Originally Posted by 1077
Were this my tank, I would consider a good pruning of existing plant's to encourage new growth.
Have heard of antibiotic Erythromycin used to erradicate the Cyno but as I understand it also compromises the biological filter. I might be willing to try this as last resort .
1077- I did a HUGE pruning, enough so that what was once a heavily planted tank, now looks sparse. Anything that looked like cyano on the plants was removed. I don't have it in my substrate (yet) and scrubbed as much of it off the wood as I could. My anacharis also had cyano growing on it, so I pitched all of it but a few prime looking strands. I scrubbed off large portions that were on my driftwood with my fingernail and them sniffed it but I do not notice a bad smell. I've attached a pic, I'm sure that it is cyano but it doesn't "stink" at all to me. I'm highly sensitive to smells and from everything I've read it states that cyano is suppose to reek.
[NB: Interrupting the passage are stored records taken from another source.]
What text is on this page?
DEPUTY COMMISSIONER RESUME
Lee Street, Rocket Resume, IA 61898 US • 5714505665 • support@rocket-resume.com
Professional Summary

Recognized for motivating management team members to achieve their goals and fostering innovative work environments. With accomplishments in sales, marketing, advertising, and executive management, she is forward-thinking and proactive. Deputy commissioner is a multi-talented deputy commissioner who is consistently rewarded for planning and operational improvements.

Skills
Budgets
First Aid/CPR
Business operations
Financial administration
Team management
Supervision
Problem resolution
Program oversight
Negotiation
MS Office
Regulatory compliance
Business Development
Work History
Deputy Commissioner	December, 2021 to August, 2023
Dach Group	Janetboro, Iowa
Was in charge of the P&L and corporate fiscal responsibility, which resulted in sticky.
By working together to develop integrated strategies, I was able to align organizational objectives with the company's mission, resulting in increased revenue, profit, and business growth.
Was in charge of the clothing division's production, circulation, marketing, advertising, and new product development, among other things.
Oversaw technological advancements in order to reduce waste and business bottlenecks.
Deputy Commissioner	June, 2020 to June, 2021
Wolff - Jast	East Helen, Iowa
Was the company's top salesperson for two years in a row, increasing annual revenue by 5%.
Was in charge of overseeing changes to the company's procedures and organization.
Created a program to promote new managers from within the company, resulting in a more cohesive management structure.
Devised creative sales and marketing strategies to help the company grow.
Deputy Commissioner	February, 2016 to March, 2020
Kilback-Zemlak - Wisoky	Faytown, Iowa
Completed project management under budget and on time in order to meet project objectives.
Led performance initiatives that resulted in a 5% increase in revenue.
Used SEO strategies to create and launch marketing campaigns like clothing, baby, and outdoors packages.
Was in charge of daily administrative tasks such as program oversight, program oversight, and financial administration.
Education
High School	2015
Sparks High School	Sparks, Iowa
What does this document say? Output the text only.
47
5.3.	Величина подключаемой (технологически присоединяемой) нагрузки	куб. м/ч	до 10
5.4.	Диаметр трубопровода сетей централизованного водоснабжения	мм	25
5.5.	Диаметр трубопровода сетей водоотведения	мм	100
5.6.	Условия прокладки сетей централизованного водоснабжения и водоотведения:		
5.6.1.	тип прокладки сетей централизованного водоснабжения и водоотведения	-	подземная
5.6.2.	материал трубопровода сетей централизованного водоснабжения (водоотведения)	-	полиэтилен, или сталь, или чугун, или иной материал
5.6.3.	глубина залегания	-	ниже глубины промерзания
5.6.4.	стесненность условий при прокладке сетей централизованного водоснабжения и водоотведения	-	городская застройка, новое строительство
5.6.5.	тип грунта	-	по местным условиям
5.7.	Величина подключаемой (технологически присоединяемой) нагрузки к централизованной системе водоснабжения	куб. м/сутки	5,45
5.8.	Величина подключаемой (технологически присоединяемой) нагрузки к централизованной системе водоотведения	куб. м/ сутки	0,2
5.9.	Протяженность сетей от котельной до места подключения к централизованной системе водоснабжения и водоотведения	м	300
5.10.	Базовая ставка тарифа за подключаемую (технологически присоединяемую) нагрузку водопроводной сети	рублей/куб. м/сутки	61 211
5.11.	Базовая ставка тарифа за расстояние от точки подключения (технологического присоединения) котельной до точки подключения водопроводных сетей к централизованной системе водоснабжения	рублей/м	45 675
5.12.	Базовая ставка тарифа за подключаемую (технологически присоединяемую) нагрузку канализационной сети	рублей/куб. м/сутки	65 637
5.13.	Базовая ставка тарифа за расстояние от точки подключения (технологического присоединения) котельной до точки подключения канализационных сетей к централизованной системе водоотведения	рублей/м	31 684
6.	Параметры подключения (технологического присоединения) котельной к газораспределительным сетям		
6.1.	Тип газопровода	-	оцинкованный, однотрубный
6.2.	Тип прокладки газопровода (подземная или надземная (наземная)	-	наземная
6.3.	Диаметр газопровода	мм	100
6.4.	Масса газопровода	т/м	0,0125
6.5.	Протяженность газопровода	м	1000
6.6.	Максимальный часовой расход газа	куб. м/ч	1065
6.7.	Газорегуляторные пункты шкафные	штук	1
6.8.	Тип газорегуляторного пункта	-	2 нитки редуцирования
I will not use Erythro. This is my Discus tank and there is no how, no way, I will mess with the biological filter in this tank. I'm encouraged by Byron's report that it will come and go in stages. By removing all that I can, adding some new plants (to replace all that I've culled), and doing some large water changes in a row, I think I can do alot towards eliminating it.
Byron, incidentally I do have tons of crypts in this tank! After pruning they are down to just a few leaves. I will begin dosing with Flourish Comprehensive twice a week, instead of just weekly, and have already cut back my lighting schedule by two hours. Hopefully this will help to eradicate it. I've also added a new micron filter to help trap the loose cells of cyano that are floating, due to all my scrubbing of it.